Malam gelap. Tak ada satu bintang pun berpijar di langit luas. Virginia berada di tepi pantai, berjalan pelan dengan tatapan kosong. Air mata membasahi pipinya dan perlahan sebagian masuk ke dalam mulutnya yang terbuka tanpa isakan. Sebagian lagi jatuh ke bawah setelah melewati dagunya yang runcing.

Kedua tangannya tersimpan di saku mantel panjangnya yang berwarna merah menyala. Tanpa ragu, Virginia terus melangkah, makin ke tengah dan semakin ke tengah. Di bibirnya tersungging senyum. Tapi sayangnya itu bukan senyum manis penuh bahagia. Melainkan senyum yang menggambarkan tangisan hatinya. Merana. Nelangsa.

"Kau tidak pernah menoleh untuk melihatku. Kalau begitu baiklah. Mulai sekarang aku akan membuatmu tak pernah melihatku lagi. Seumur hidupmu tak kan pernah bisa bertemu dengan wanita bernama Virginia." Virginia terus bicara sendiri dalam hati.

Dinginnya air laut menusuk kulit tak ia hiraukan. Terus melangkah, hingga air mencapai batas dadanya. Melangkah lagi, lehernya telah basah. Perlahan bibirnya tak terlihat. Matanya terpejam, tersenyum manis.

"Selamat tinggal, Armando. Aku tidak akan mengganggumu lagi, aku akan melepaskanmu, mengembalikan kebebasanmu."

Rambut panjangnya mengapung di atas air. Lalu… HILANG.

Tubuh Virginia tak lagi terlihat, hilang. Sejauh mata memandang, yang terlihat hanya air yang datar, berselimut pekatnya malam. Tenang. Tak lagi ada tanda kehidupan.

Sepuluh hari yang lalu

Virginia Fernandes, putri pertama keluarga Fernandes. Wanita itu tersenyum bahagia. Hari ini adalah hari ulang tahun kelima pernikahannya dengan Armando Mendoza. Mengenakan gaun putih senada dengan jas yang dikenakan oleh suaminya. Wanita itu sungguh cantik sempurna. Siapa pun yang melihat tak mungkin tak terpikat.

Cantik, pintar, kaya, bersahaja. Memiliki suami yang tampan dan kaya raya pula. Sungguh kesempurnaan seakan menjadi miliknya. Sayangnya tak ada yang tahu apa yang ada dalam hatinya. Semua kebahagiaan yang terlihat hanyalah… SEMU.

"Cepat potong kuenya!” seru ibu mertua yang tampak bahagia melihat kebahagiaan mereka berdua. Ibu mertua memang sangat menyayangi Virginia. Begitu juga dengan Cecilia, adik kandung Armando.

Cecilia maupun Nyonya Besar Mendoza bertepuk tangan kecil dengan gemas. Menunggu dengan tidak sabar anak dan menantunya memotong kue. Biasanya Virginia akan memberikan potongan kue pertama untuk Armando, setelah itu untuknya.

Virginia bahagia dikelilingi oleh orang-orang yang sangat mencintainya. Namun, saat hendak memotong kue ulang tahun bersama Armando, suaminya. Dua tangan mereka yang menggenggam pisau bersamaan.

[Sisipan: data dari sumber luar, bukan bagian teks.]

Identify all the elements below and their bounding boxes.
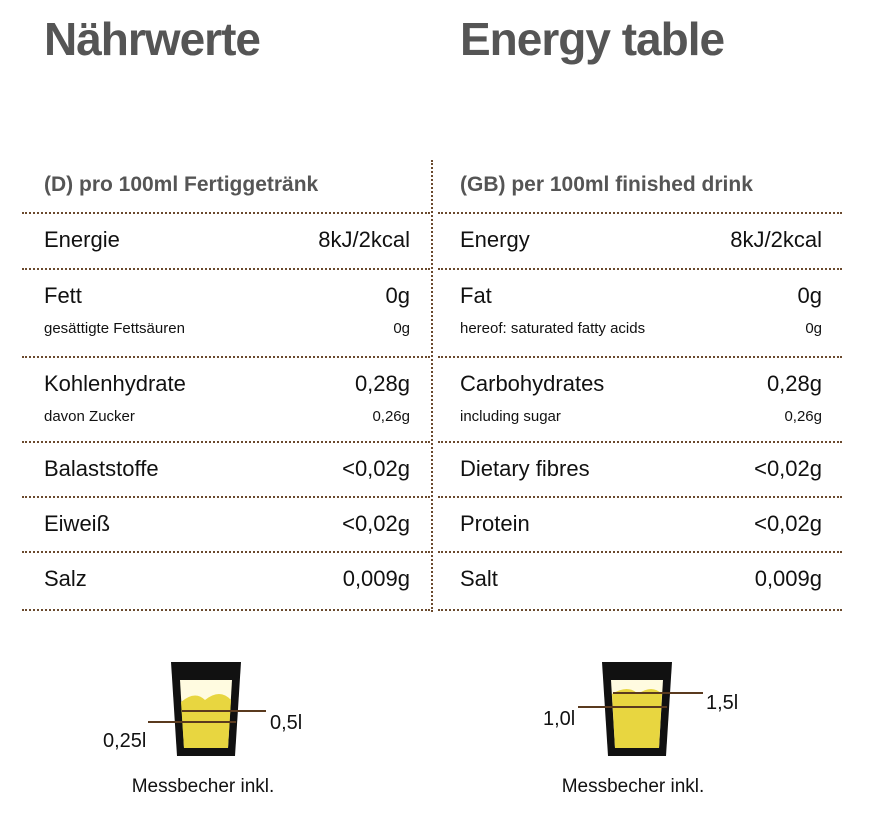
cup-caption: Messbecher inkl. (131, 776, 275, 797)
row-separator (22, 496, 430, 498)
row-value: 0g (385, 283, 410, 308)
row-value: 0,28g (766, 371, 822, 396)
row-value: 0,009g (342, 566, 410, 591)
sub-row-value: 0,26g (372, 408, 410, 425)
table-header: (GB) per 100ml finished drink (460, 173, 753, 196)
row-name: Carbohydrates (460, 371, 605, 396)
sub-row-value: 0g (393, 320, 410, 337)
row-name: Dietary fibres (460, 456, 590, 481)
title: Energy table (460, 13, 725, 65)
row-value: <0,02g (342, 456, 410, 481)
sub-row-name: hereof: saturated fatty acids (460, 320, 646, 337)
row-name: Fett (44, 283, 82, 308)
row-value: 0g (797, 283, 822, 308)
cup-right (578, 662, 703, 756)
row-separator (438, 268, 842, 270)
row-name: Eiweiß (44, 511, 111, 536)
row-name: Energy (460, 227, 530, 252)
table-header: (D) pro 100ml Fertiggetränk (44, 173, 319, 196)
row-separator (22, 356, 430, 358)
row-value: <0,02g (754, 511, 822, 536)
sub-row-value: 0,26g (784, 408, 822, 425)
column-divider (431, 160, 433, 612)
row-separator (22, 212, 430, 214)
row-separator (438, 356, 842, 358)
cup-low-label: 1,0l (543, 708, 576, 730)
row-value: 8kJ/2kcal (318, 227, 410, 252)
sub-row-name: davon Zucker (44, 408, 135, 425)
row-name: Fat (460, 283, 492, 308)
sub-row-value: 0g (805, 320, 822, 337)
row-name: Protein (460, 511, 530, 536)
title: Nährwerte (44, 13, 261, 65)
sub-row-name: including sugar (460, 408, 561, 425)
row-name: Salz (44, 566, 87, 591)
row-value: <0,02g (342, 511, 410, 536)
row-name: Kohlenhydrate (44, 371, 186, 396)
row-separator (22, 609, 430, 611)
row-separator (438, 496, 842, 498)
cup-left (148, 662, 266, 756)
row-separator (438, 609, 842, 611)
row-separator (438, 441, 842, 443)
row-value: 0,28g (354, 371, 410, 396)
row-value: 8kJ/2kcal (730, 227, 822, 252)
cup-caption: Messbecher inkl. (561, 776, 705, 797)
cup-high-label: 0,5l (270, 712, 303, 734)
row-separator (438, 212, 842, 214)
cup-high-label: 1,5l (706, 692, 739, 714)
row-name: Salt (460, 566, 498, 591)
row-value: 0,009g (754, 566, 822, 591)
row-name: Energie (44, 227, 120, 252)
row-separator (22, 441, 430, 443)
row-name: Balaststoffe (44, 456, 159, 481)
cup-low-label: 0,25l (103, 730, 147, 752)
row-separator (438, 551, 842, 553)
row-separator (22, 551, 430, 553)
row-value: <0,02g (754, 456, 822, 481)
sub-row-name: gesättigte Fettsäuren (44, 320, 185, 337)
row-separator (22, 268, 430, 270)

"Jika kau memaksa Ibuku lagi melakukan hal yang tidak berarti seperti ini, kita akan bercerai."

Virginia tertegun, menggeleng sedih mendengar kalimat yang dibisikkan oleh suaminya. Kedua matanya yang bening menatap wajah tampan itu dengan pilu.

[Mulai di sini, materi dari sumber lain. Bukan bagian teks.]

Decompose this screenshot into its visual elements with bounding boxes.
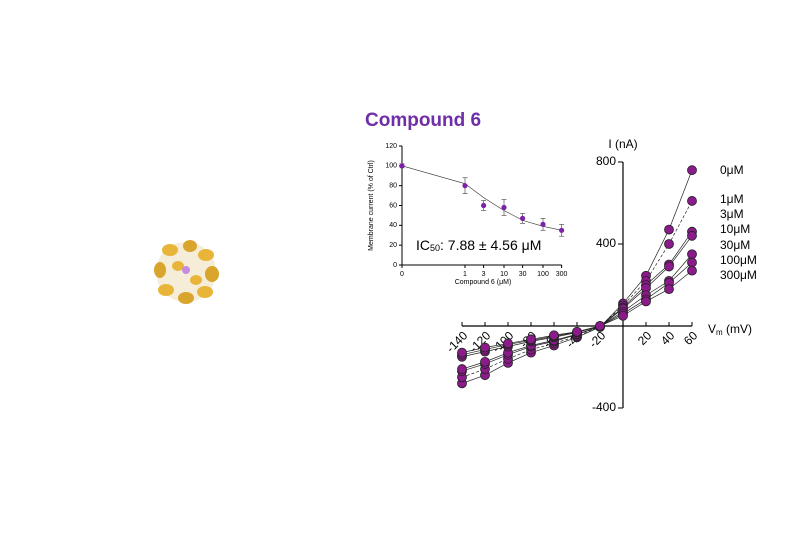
data-point xyxy=(540,221,546,227)
legend-label: 1μM xyxy=(720,192,744,206)
y-axis-label: I (nA) xyxy=(608,137,637,151)
data-point xyxy=(687,196,697,206)
data-point xyxy=(664,284,674,295)
y-tick-label: 800 xyxy=(596,154,616,168)
x-tick-label: 20 xyxy=(635,328,655,348)
data-point xyxy=(687,165,697,176)
data-point xyxy=(481,202,487,209)
y-tick-label: 0 xyxy=(393,262,397,269)
data-point xyxy=(503,338,513,349)
y-tick-label: 80 xyxy=(389,183,397,190)
legend-label: 300μM xyxy=(720,268,757,282)
data-point xyxy=(641,296,651,307)
y-tick-label: -400 xyxy=(592,400,616,414)
x-tick-label: 3 xyxy=(482,271,486,278)
legend-label: 30μM xyxy=(720,238,750,252)
y-tick-label: 60 xyxy=(389,202,397,209)
data-point xyxy=(520,215,526,221)
x-axis-label: Compound 6 (μM) xyxy=(455,279,512,286)
annotation-part: IC xyxy=(416,237,430,253)
x-axis-label: Vm (mV) xyxy=(708,322,752,337)
legend-label: 3μM xyxy=(720,207,744,221)
data-point xyxy=(572,326,582,337)
x-axis-label-part: V xyxy=(708,322,716,336)
data-point xyxy=(664,224,674,235)
x-axis-label-part: m xyxy=(716,328,723,337)
data-point xyxy=(664,261,674,272)
annotation: IC50: 7.88 ± 4.56 μM xyxy=(416,237,541,254)
protein-structure xyxy=(154,240,219,304)
data-point xyxy=(595,321,605,331)
data-point xyxy=(618,310,628,321)
y-tick-label: 20 xyxy=(389,242,397,249)
data-point xyxy=(687,257,697,268)
data-point xyxy=(457,347,467,358)
data-point xyxy=(559,227,565,233)
x-tick-label: 100 xyxy=(537,271,549,278)
data-point xyxy=(549,330,559,341)
legend-label: 0μM xyxy=(720,163,744,177)
x-tick-label: 30 xyxy=(519,271,527,278)
x-tick-label: 10 xyxy=(500,271,508,278)
data-point xyxy=(480,342,490,353)
data-point xyxy=(457,364,467,374)
annotation-part: 50 xyxy=(430,243,440,253)
chart-title: Compound 6 xyxy=(365,110,481,131)
data-point xyxy=(664,239,674,249)
data-point xyxy=(480,356,490,367)
y-tick-label: 100 xyxy=(385,163,397,170)
fit-curve xyxy=(401,165,562,231)
x-axis-label-part: (mV) xyxy=(723,322,752,336)
y-tick-label: 120 xyxy=(385,143,397,150)
y-tick-label: 40 xyxy=(389,222,397,229)
legend-label: 10μM xyxy=(720,222,750,236)
x-tick-label: 300 xyxy=(556,271,568,278)
y-axis-label: Membrane current (% of Ctrl) xyxy=(368,160,375,251)
data-point xyxy=(687,249,697,260)
legend-label: 100μM xyxy=(720,253,757,267)
data-point xyxy=(526,334,536,345)
x-tick-label: 60 xyxy=(681,328,701,348)
data-point xyxy=(687,265,697,276)
x-tick-label: 0 xyxy=(400,271,404,278)
x-tick-label: 1 xyxy=(463,271,467,278)
annotation-part: : 7.88 ± 4.56 μM xyxy=(440,237,541,253)
data-point xyxy=(462,183,468,189)
data-point xyxy=(687,230,697,241)
y-tick-label: 400 xyxy=(596,236,616,250)
data-point xyxy=(501,204,507,211)
x-tick-label: 40 xyxy=(658,328,678,348)
data-point xyxy=(399,163,405,169)
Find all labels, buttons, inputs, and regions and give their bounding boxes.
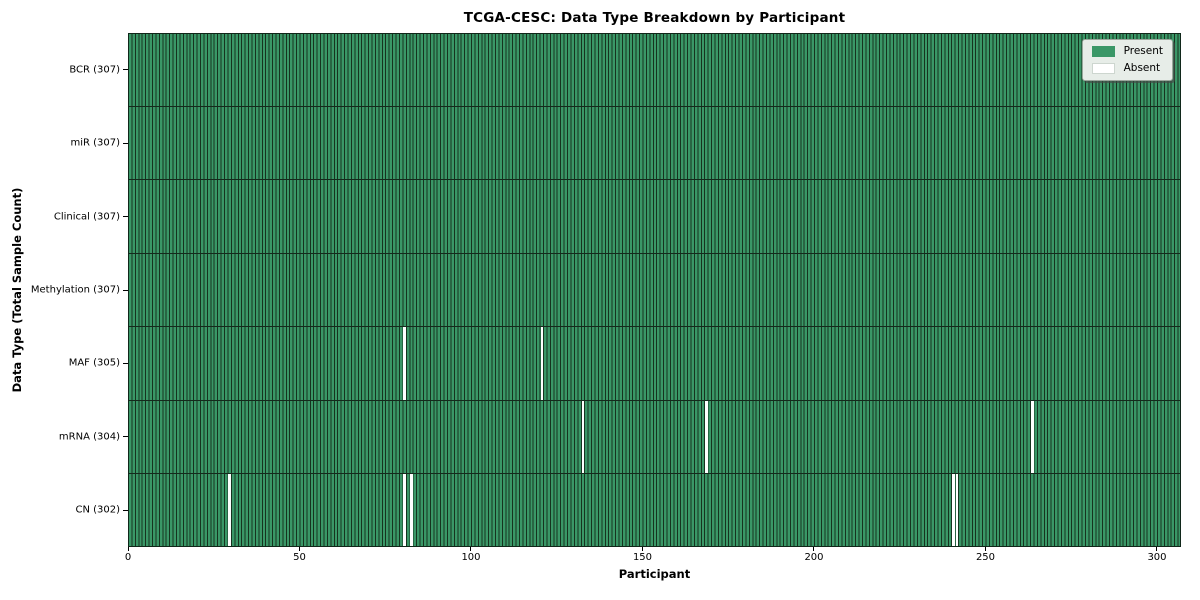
absent-cell-MAF-80 bbox=[403, 327, 406, 400]
x-tick-mark bbox=[641, 547, 643, 551]
x-tick-label-150: 150 bbox=[632, 552, 653, 563]
heatmap-row-CN bbox=[128, 474, 1181, 548]
x-tick-mark bbox=[298, 547, 300, 551]
y-tick-mark bbox=[123, 289, 128, 291]
x-tick-mark bbox=[1156, 547, 1158, 551]
absent-cell-CN-82 bbox=[410, 474, 413, 548]
absent-cell-CN-29 bbox=[228, 474, 231, 548]
x-tick-label-250: 250 bbox=[975, 552, 996, 563]
y-tick-mark bbox=[123, 509, 128, 511]
y-tick-label-Clinical: Clinical (307) bbox=[53, 211, 120, 223]
x-tick-label-100: 100 bbox=[461, 552, 481, 563]
y-tick-mark bbox=[123, 216, 128, 218]
y-tick-mark bbox=[123, 142, 128, 144]
legend: Present Absent bbox=[1081, 39, 1173, 81]
heatmap-row-Methylation bbox=[128, 253, 1181, 328]
x-tick-mark bbox=[127, 547, 129, 551]
x-tick-label-200: 200 bbox=[804, 552, 824, 563]
x-tick-label-300: 300 bbox=[1147, 552, 1167, 563]
chart-title: TCGA-CESC: Data Type Breakdown by Partic… bbox=[463, 10, 846, 26]
heatmap-row-Clinical bbox=[128, 180, 1181, 254]
heatmap-row-miR bbox=[128, 106, 1181, 181]
y-tick-label-Methylation: Methylation (307) bbox=[30, 284, 120, 296]
x-tick-mark bbox=[984, 547, 986, 551]
y-tick-label-miR: miR (307) bbox=[70, 137, 120, 149]
legend-entry-present: Present bbox=[1091, 45, 1163, 58]
x-axis-label: Participant bbox=[618, 567, 691, 581]
x-tick-label-50: 50 bbox=[293, 552, 306, 563]
present-swatch bbox=[1091, 46, 1115, 57]
y-tick-label-BCR: BCR (307) bbox=[69, 64, 120, 76]
y-tick-label-CN: CN (302) bbox=[75, 504, 120, 516]
x-tick-label-0: 0 bbox=[124, 552, 132, 563]
x-tick-mark bbox=[813, 547, 815, 551]
heatmap-row-MAF bbox=[128, 327, 1181, 401]
legend-label-present: Present bbox=[1123, 45, 1163, 58]
legend-label-absent: Absent bbox=[1123, 62, 1161, 75]
absent-swatch bbox=[1091, 63, 1115, 74]
y-tick-label-MAF: MAF (305) bbox=[68, 357, 120, 369]
y-tick-mark bbox=[123, 362, 128, 364]
y-tick-mark bbox=[123, 69, 128, 71]
absent-cell-mRNA-132 bbox=[581, 400, 585, 474]
absent-cell-CN-240 bbox=[952, 474, 955, 548]
heatmap-row-BCR bbox=[128, 33, 1181, 107]
y-tick-mark bbox=[123, 436, 128, 438]
legend-entry-absent: Absent bbox=[1091, 62, 1163, 75]
absent-cell-mRNA-263 bbox=[1031, 400, 1034, 474]
plot-area: Present Absent bbox=[127, 33, 1181, 551]
x-tick-mark bbox=[470, 547, 472, 551]
absent-cell-MAF-120 bbox=[540, 327, 544, 400]
heatmap-rows bbox=[128, 33, 1181, 548]
absent-cell-mRNA-168 bbox=[705, 400, 708, 474]
heatmap-row-mRNA bbox=[128, 400, 1181, 475]
y-tick-label-mRNA: mRNA (304) bbox=[58, 431, 120, 443]
absent-cell-CN-241 bbox=[955, 474, 959, 548]
absent-cell-CN-80 bbox=[403, 474, 406, 548]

“Bukan aku yang meminta ini, tetapi ibu yang memang ingin merayakannya.” Virginia menjawab dengan berbisik pilu. Matanya perlahan menjadi basah.

Armando berdecih sinis. Ia sudah hafal, Virginia selalu menggunakan air mata sebagai senjata. Tapi itu sama sekali tak akan membuatnya luluh. Bahkan ia semakin muak. Kembali membawa tangan Virginia untuk segera memotong kue.Dia hanya ingin segera menyelesaikan acara ini, lalu pergi. Namun, belum sampai mata pisau menyentuh permukaan kue yang berhias indah…

“Kak Virgi!”

Seorang wanita cantik berpakaian seksi yang tak lain adalah Veronica Fernandes, adik tiri dari Virginia tiba-tiba masuk ke dalam ruang pesta membuat atensi Virginia dan Armando teralih. Begitu pun para tamu undangan yang hadir.

Veronica berjalan semakin mendekat, wajahnya yang tampak memelas membuat Armando iba. Kekasih yang paling dicintainya harus menahan diri dan bersembunyi selama ini.

Veronica tiba di hadapan Virginia dan Armando.

"Lima tahun yang lalu Kakak yang memaksa Kak Armando untuk menikahimu dan melarangku untuk menemuinya. Sekarang waktunya sudah habis. Bisakah kakak mengembalikan tunanganku padaku?" Veronica menatap memohon ke arah Virginia.

Wajahnya yang sendu selalu bisa membuat siapa pun luluh. Begitu pun Armando. Yang selalu menganggap Veronica sebagai gadis polos tanpa dosa. Wajah yang selalu membuat Virginia muak. Wajah yang sejatinya hanya topeng kepalsuan.

“Jadi kamu yang sudah membuat Veronica menjauh dariku?” Armando menatap Virginia penuh kecewa dan kebencian. Tak menyangka Virginia sejahat itu.

Virginia menggelengkan kepala dan menatap ke arah Armando, tak percaya pria itu lebih mempercayai Veronica daripada dirinya. Bagaimana bisa Armando benar-benar percaya bahwa dirinya sejahat itu.

"Dia Veronica Fernandes kan? Bukankah dia putri tidak sah keluarga Fernandes? Berani sekali dia datang ke sini." Beberapa tamu undangan yang hadir saling berbisik.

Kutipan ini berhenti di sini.